No Room for Monero, IOTA, Nano As Coinbase Explores New Digital Assets
Coinbase has announced its 2019 new digital assets support
shortlist. The listed eight lucky tokens might get onto one of the world’s
biggest crypto exchanges. Curiously missing and to the disappointment of many a
crypto enthusiast are IOTA, Nano, and Monero. Dash, Cosmos, Decred, Harmony,
Algorand, Waves, Matic and Ontology are however in the running for a Coinbase
“Coinbase’s goal is to offer support for all assets that meet our technical standards and which comply with applicable laws. Over time we expect our customers around the world will have access through Coinbase to at least 90 percent of the aggregate market cap of all digital assets in circulation”.
The exchange further adds that their evaluation is done against
their Digital Asset Framework. The major
considerations for listing include compliance and security. Besides, the
exchange also considers a token’s alignment with the exchange’s mission of
“creating an open financial system
for the world.“
Monero’s Rampant Crypto Jacking Woes
Monero’s privacy-focused cryptocurrency enables blockchain transactions that are both untraceable and anonymous. The proof-of-work consensus platform has, however, been accused of cloaking the identity of criminals.
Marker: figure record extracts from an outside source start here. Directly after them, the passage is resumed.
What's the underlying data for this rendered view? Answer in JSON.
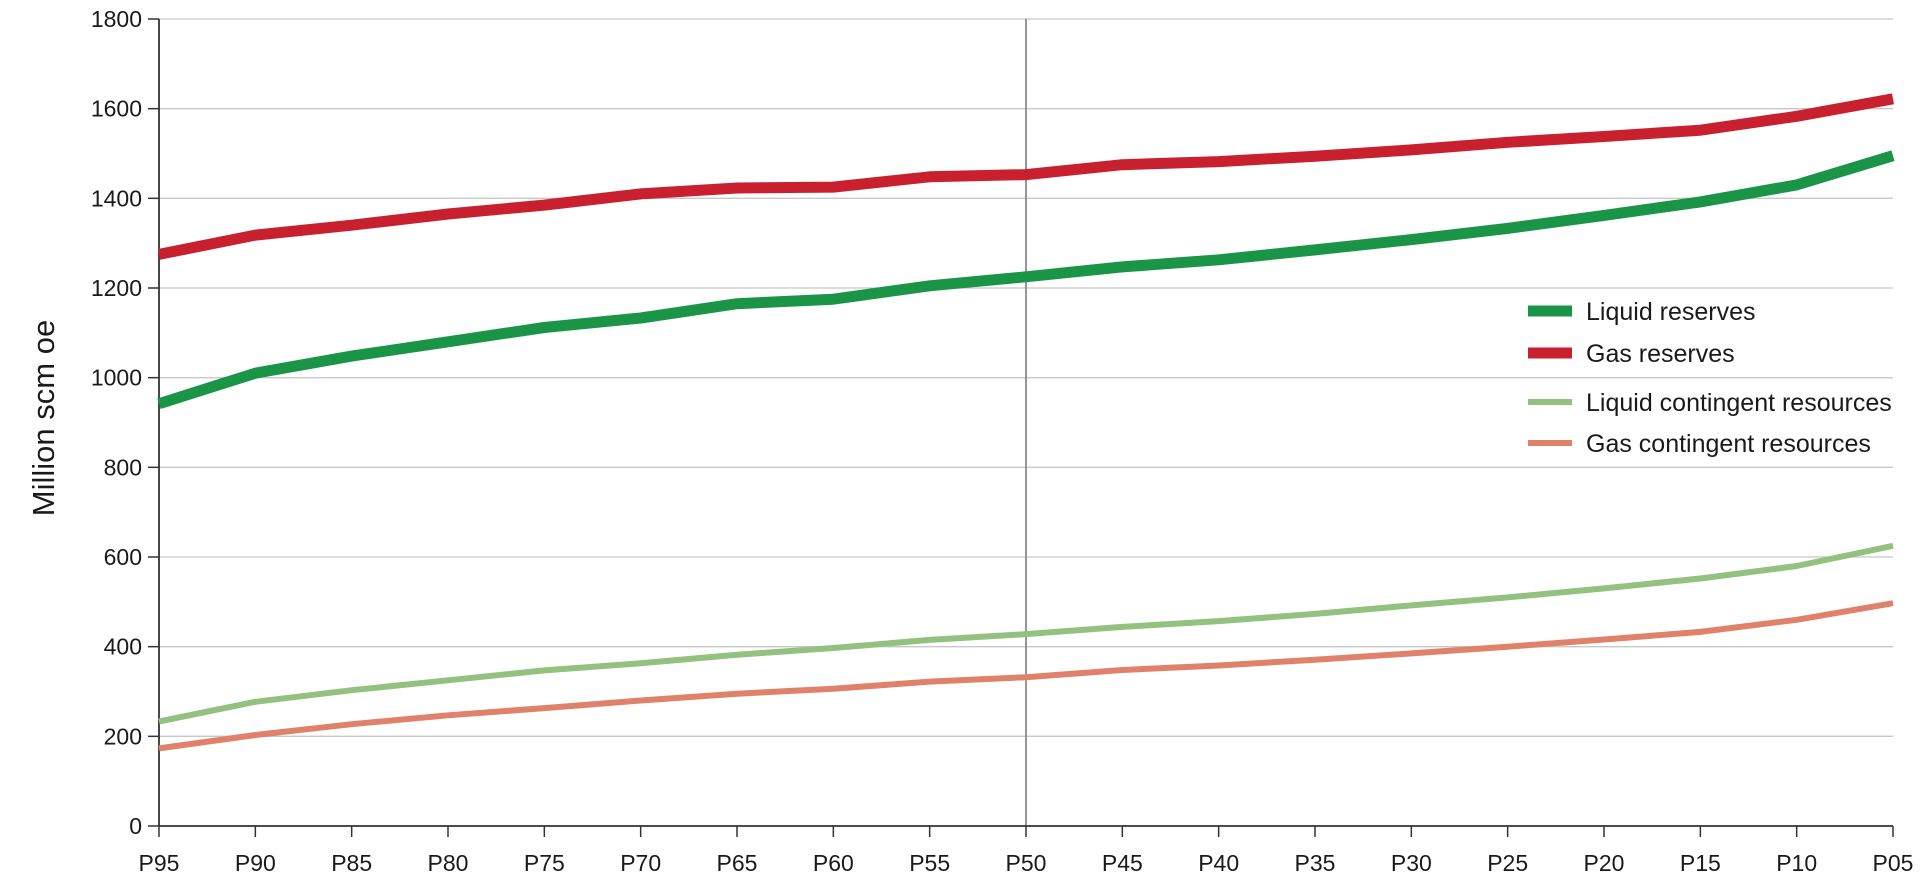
{
  "chart_data": {
    "type": "line",
    "xlabel": "",
    "ylabel": "Million  scm oe",
    "ylim": [
      0,
      1800
    ],
    "yticks": [
      0,
      200,
      400,
      600,
      800,
      1000,
      1200,
      1400,
      1600,
      1800
    ],
    "grid": "horizontal",
    "reference_line_category": "P50",
    "legend_position": "right",
    "categories": [
      "P95",
      "P90",
      "P85",
      "P80",
      "P75",
      "P70",
      "P65",
      "P60",
      "P55",
      "P50",
      "P45",
      "P40",
      "P35",
      "P30",
      "P25",
      "P20",
      "P15",
      "P10",
      "P05"
    ],
    "series": [
      {
        "name": "Liquid reserves",
        "color": "#1a9447",
        "width": 11,
        "values": [
          942,
          1010,
          1048,
          1080,
          1112,
          1133,
          1165,
          1175,
          1205,
          1225,
          1247,
          1263,
          1285,
          1308,
          1333,
          1362,
          1392,
          1430,
          1495
        ]
      },
      {
        "name": "Gas reserves",
        "color": "#c8202f",
        "width": 11,
        "values": [
          1275,
          1318,
          1340,
          1365,
          1385,
          1410,
          1423,
          1425,
          1448,
          1453,
          1475,
          1482,
          1494,
          1508,
          1525,
          1538,
          1552,
          1583,
          1622
        ]
      },
      {
        "name": "Liquid contingent resources",
        "color": "#92c27e",
        "width": 6,
        "values": [
          233,
          277,
          303,
          325,
          347,
          363,
          382,
          397,
          415,
          428,
          444,
          457,
          473,
          492,
          510,
          530,
          552,
          580,
          625
        ]
      },
      {
        "name": "Gas contingent resources",
        "color": "#e0826b",
        "width": 6,
        "values": [
          173,
          203,
          227,
          247,
          263,
          280,
          295,
          306,
          322,
          332,
          348,
          358,
          371,
          385,
          400,
          416,
          433,
          460,
          497
        ]
      }
    ]
  }
}
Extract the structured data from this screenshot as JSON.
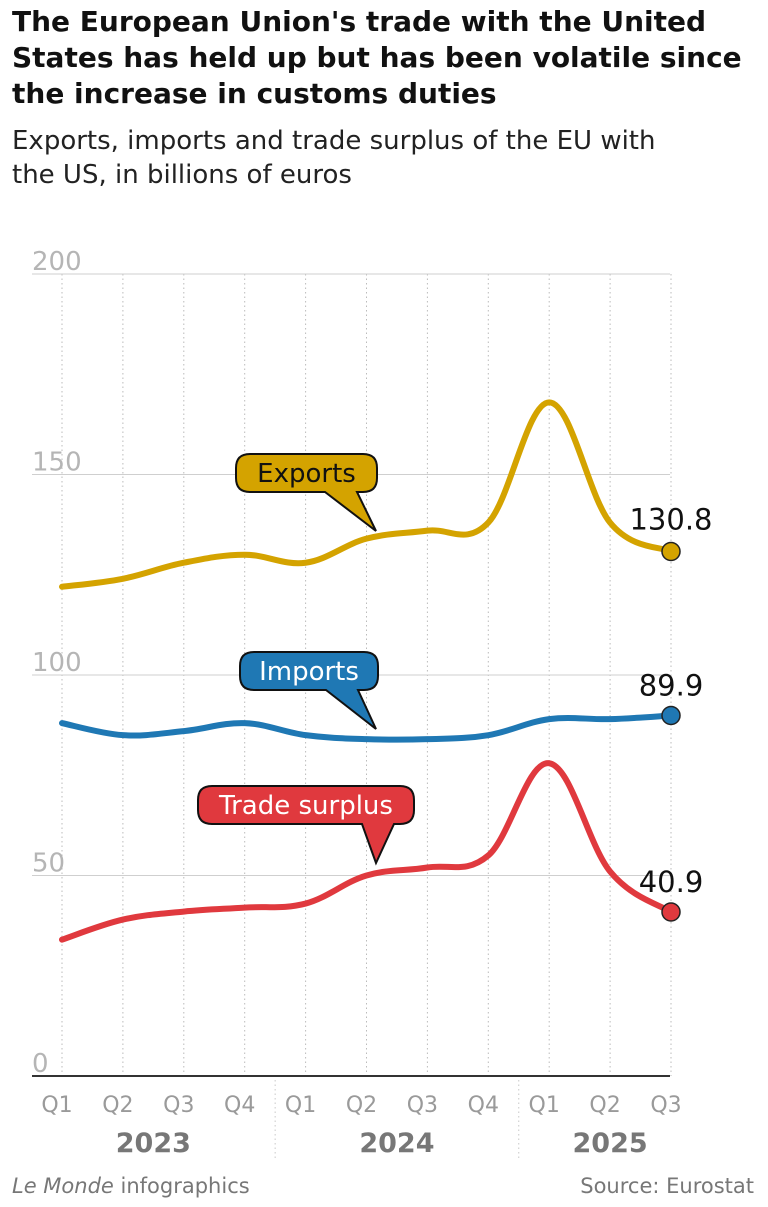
{
  "chart_data": {
    "type": "line",
    "title": "The European Union's trade with the United States has held up but has been volatile since the increase in customs duties",
    "subtitle": "Exports, imports and trade surplus of the EU with the US, in billions of euros",
    "ylim": [
      0,
      200
    ],
    "yticks": [
      "0",
      "50",
      "100",
      "150",
      "200"
    ],
    "x": [
      "Q1",
      "Q2",
      "Q3",
      "Q4",
      "Q1",
      "Q2",
      "Q3",
      "Q4",
      "Q1",
      "Q2",
      "Q3"
    ],
    "years": [
      {
        "label": "2023",
        "quarters": 4
      },
      {
        "label": "2024",
        "quarters": 4
      },
      {
        "label": "2025",
        "quarters": 3
      }
    ],
    "series": [
      {
        "name": "Exports",
        "color": "#d4a300",
        "values": [
          122,
          124,
          128,
          130,
          128,
          134,
          136,
          138,
          168,
          138,
          130.8
        ],
        "end_label": "130.8"
      },
      {
        "name": "Imports",
        "color": "#1f78b4",
        "values": [
          88,
          85,
          86,
          88,
          85,
          84,
          84,
          85,
          89,
          89,
          89.9
        ],
        "end_label": "89.9"
      },
      {
        "name": "Trade surplus",
        "color": "#e0393e",
        "values": [
          34,
          39,
          41,
          42,
          43,
          50,
          52,
          55,
          78,
          51,
          40.9
        ],
        "end_label": "40.9"
      }
    ]
  },
  "footer": {
    "credit_brand": "Le Monde",
    "credit_text": " infographics",
    "source": "Source: Eurostat"
  }
}
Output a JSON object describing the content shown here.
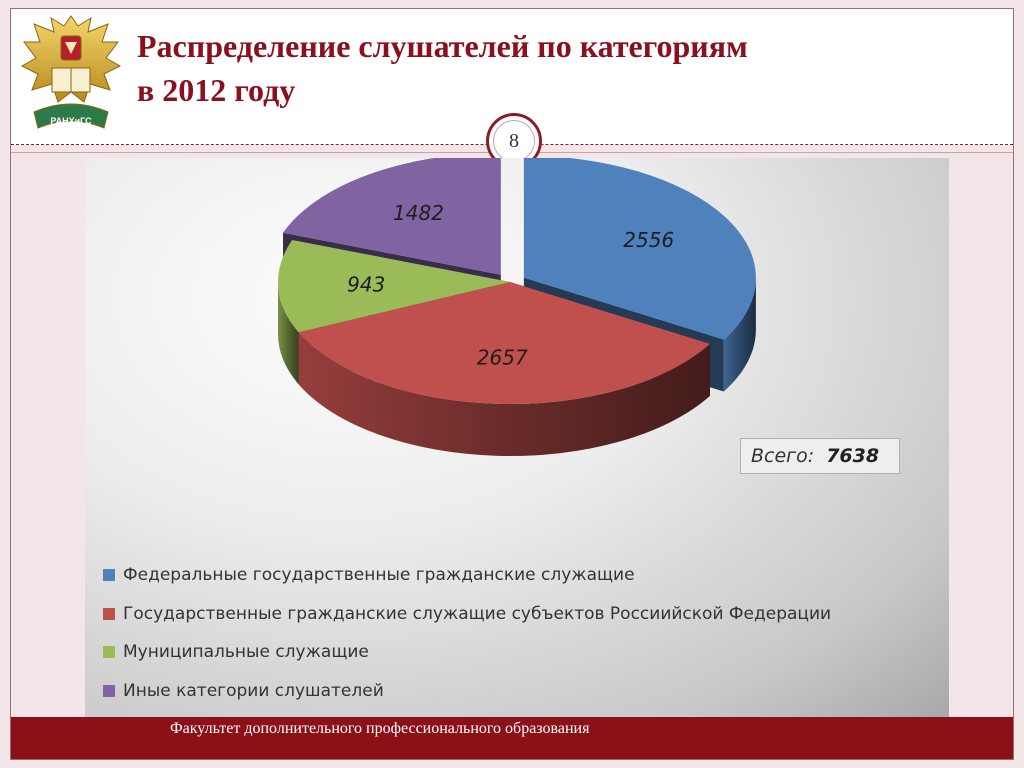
{
  "slide": {
    "title_line1": "Распределение слушателей по категориям",
    "title_line2": "в 2012 году",
    "page_number": "8",
    "emblem_text": "РАНХиГС",
    "footer": "Факультет дополнительного профессионального образования"
  },
  "chart_data": {
    "type": "pie",
    "title": "",
    "categories": [
      "Федеральные государственные гражданские служащие",
      "Государственные гражданские служащие субъектов Россиийской Федерации",
      "Муниципальные служащие",
      "Иные категории слушателей"
    ],
    "values": [
      2556,
      2657,
      943,
      1482
    ],
    "value_labels": [
      "2556",
      "2657",
      "943",
      "1482"
    ],
    "colors": [
      "#4f81bd",
      "#c0504d",
      "#9bbb59",
      "#8064a2"
    ],
    "total_label": "Всего:",
    "total_value": "7638",
    "legend_position": "bottom-left",
    "exploded": [
      "Федеральные государственные гражданские служащие",
      "Иные категории слушателей"
    ]
  }
}
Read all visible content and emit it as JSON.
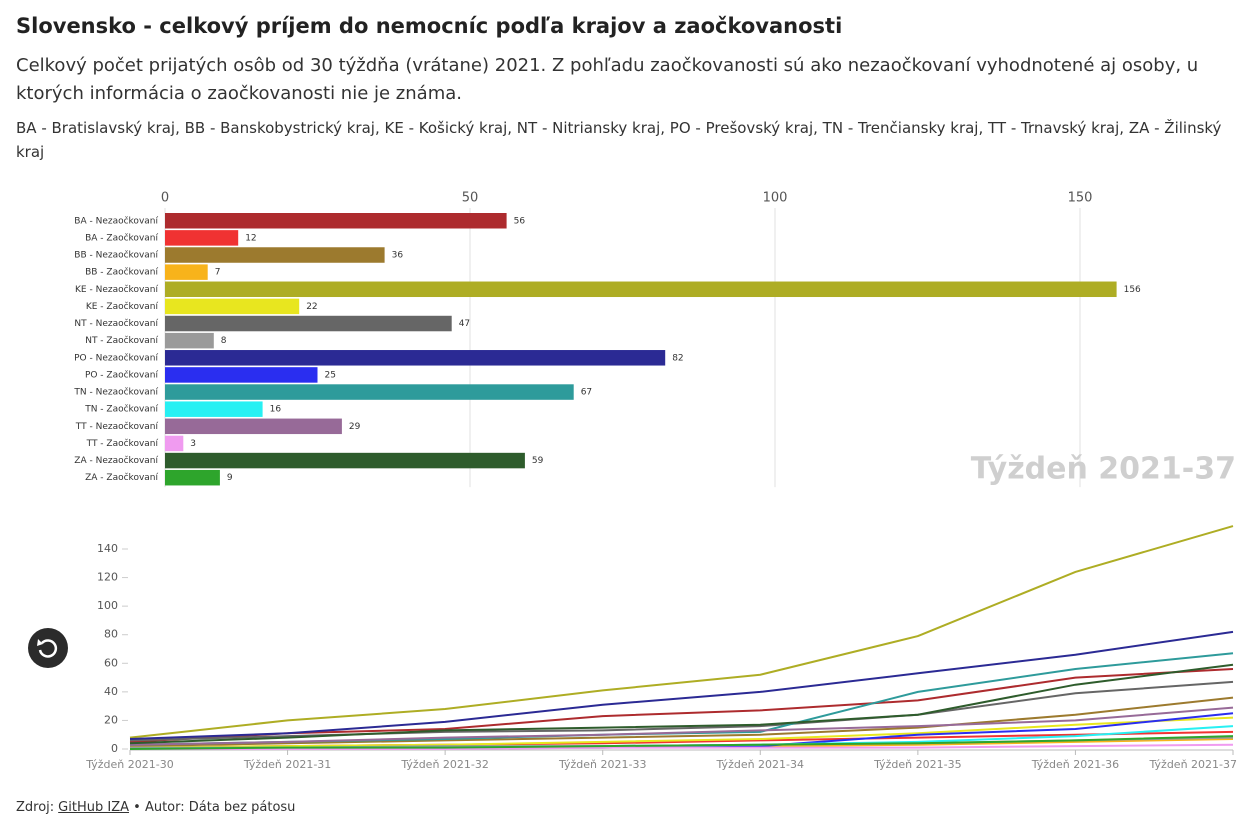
{
  "header": {
    "title": "Slovensko - celkový príjem do nemocníc podľa krajov a zaočkovanosti",
    "subtitle": "Celkový počet prijatých osôb od 30 týždňa (vrátane) 2021. Z pohľadu zaočkovanosti sú ako nezaočkovaní vyhodnotené aj osoby, u ktorých informácia o zaočkovanosti nie je známa.",
    "note": "BA - Bratislavský kraj, BB - Banskobystrický kraj, KE - Košický kraj, NT - Nitriansky kraj, PO - Prešovský kraj, TN - Trenčiansky kraj, TT - Trnavský kraj, ZA - Žilinský kraj"
  },
  "chart_data": [
    {
      "type": "bar",
      "orientation": "horizontal",
      "annotation": "Týždeň 2021-37",
      "categories": [
        "BA - Nezaočkovaní",
        "BA - Zaočkovaní",
        "BB - Nezaočkovaní",
        "BB - Zaočkovaní",
        "KE - Nezaočkovaní",
        "KE - Zaočkovaní",
        "NT - Nezaočkovaní",
        "NT - Zaočkovaní",
        "PO - Nezaočkovaní",
        "PO - Zaočkovaní",
        "TN - Nezaočkovaní",
        "TN - Zaočkovaní",
        "TT - Nezaočkovaní",
        "TT - Zaočkovaní",
        "ZA - Nezaočkovaní",
        "ZA - Zaočkovaní"
      ],
      "values": [
        56,
        12,
        36,
        7,
        156,
        22,
        47,
        8,
        82,
        25,
        67,
        16,
        29,
        3,
        59,
        9
      ],
      "colors": [
        "#ad2b2e",
        "#f03232",
        "#9c7a2e",
        "#f8b31b",
        "#aead24",
        "#e8e61f",
        "#666666",
        "#9a9a9a",
        "#2b2a94",
        "#2a2ef0",
        "#2e9b9b",
        "#28f0f3",
        "#976a98",
        "#f09bf0",
        "#2e5c2c",
        "#2ea52c"
      ],
      "xlim": [
        0,
        175
      ],
      "xticks": [
        0,
        50,
        100,
        150
      ],
      "grid": true
    },
    {
      "type": "line",
      "x": [
        "Týždeň 2021-30",
        "Týždeň 2021-31",
        "Týždeň 2021-32",
        "Týždeň 2021-33",
        "Týždeň 2021-34",
        "Týždeň 2021-35",
        "Týždeň 2021-36",
        "Týždeň 2021-37"
      ],
      "series": [
        {
          "values": [
            5,
            11,
            14,
            23,
            27,
            34,
            50,
            56
          ]
        },
        {
          "values": [
            1,
            2,
            3,
            4,
            6,
            8,
            10,
            12
          ]
        },
        {
          "values": [
            2,
            4,
            6,
            8,
            10,
            15,
            24,
            36
          ]
        },
        {
          "values": [
            0,
            0,
            1,
            1,
            2,
            3,
            5,
            7
          ]
        },
        {
          "values": [
            8,
            20,
            28,
            41,
            52,
            79,
            124,
            156
          ]
        },
        {
          "values": [
            1,
            2,
            3,
            5,
            7,
            11,
            17,
            22
          ]
        },
        {
          "values": [
            6,
            9,
            12,
            13,
            16,
            24,
            39,
            47
          ]
        },
        {
          "values": [
            1,
            1,
            2,
            2,
            3,
            4,
            6,
            8
          ]
        },
        {
          "values": [
            7,
            11,
            19,
            31,
            40,
            53,
            66,
            82
          ]
        },
        {
          "values": [
            0,
            0,
            1,
            1,
            2,
            10,
            14,
            25
          ]
        },
        {
          "values": [
            3,
            5,
            7,
            10,
            12,
            40,
            56,
            67
          ]
        },
        {
          "values": [
            0,
            1,
            1,
            2,
            3,
            5,
            9,
            16
          ]
        },
        {
          "values": [
            3,
            5,
            8,
            10,
            13,
            16,
            20,
            29
          ]
        },
        {
          "values": [
            0,
            0,
            0,
            1,
            1,
            1,
            2,
            3
          ]
        },
        {
          "values": [
            4,
            8,
            13,
            15,
            17,
            24,
            45,
            59
          ]
        },
        {
          "values": [
            0,
            1,
            1,
            2,
            3,
            4,
            6,
            9
          ]
        }
      ],
      "ylim": [
        0,
        157
      ],
      "yticks": [
        0,
        20,
        40,
        60,
        80,
        100,
        120,
        140
      ]
    }
  ],
  "footer": {
    "label": "Zdroj:",
    "link": "GitHub IZA",
    "author": "• Autor: Dáta bez pátosu"
  }
}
Monero has become the choice token for criminal activities.
The cryptocurrency has been increasingly blamed for crypto-jacking, whereby criminals access private devices and remotely mine crypto without the owner’s knowledge. In a report, Palo Alto Networks, an enterprise security company attributes 5 percent of all XMR in circulation to crypto jacking mining. The report further adds that Monero derives at least 2 percent of its hash power from crypto jacking scripts.
The digital currency and its ilk are currently banned from exchanges by Japan’s Financial Services Agency. Privacy coins are often at the forefront of the crypto regulatory discussion. It is highly probable that Coinbase has steered from listing XMR to avoid the regulatory hurdles.
Privacy tokens have received a lot of heat from law enforcement
authorities, being blamed for facilitating international money laundering. A
Norwegian real estate multi millionaire’s wife kidnappers have for instance
demanded a $10.3 million ransom in Monero. The investigators claim that if
Monero was not part of the payment plan, they would have less difficulty
tracing the criminals.
The US Department of Homeland Security has its eyes set on these
privacy coins. Should the crime levels rise, Monero may be banned in other
regions around the globe.
Trouble and Nano’s Controversy
While the problem of scalability hampers most blockchains, IOTA has found an innovative way around it. Through The Tangle, the blockchain can handle low-cost micro-transactions, unlike Ethereum or Bitcoin blockchains. Nevertheless, as innovative a blockchain as IOTA is, it has had some eyebrow-raising systemic flaws and scandals as well. It has had a range of technical errors, and episodes of poor PR management. In 2017, for instance, a team from Boston University and MIT investigated the IOTA hash function and found it vulnerable to attacks.
Nano’s first taste of infamy started with the hacking of the somewhat obscure Italian exchange BitGrail. At least 17 million units of Nano were lost, a $170 million loss for the exchange. The investigations pointed to unauthorized XRB transactions. The situation soured further when the Nano developer team and the exchange tussled and laid blame on each other on social media. It is possible that such poor press and accusations of insecure protocols could have made Coinbase wary of these tokens too.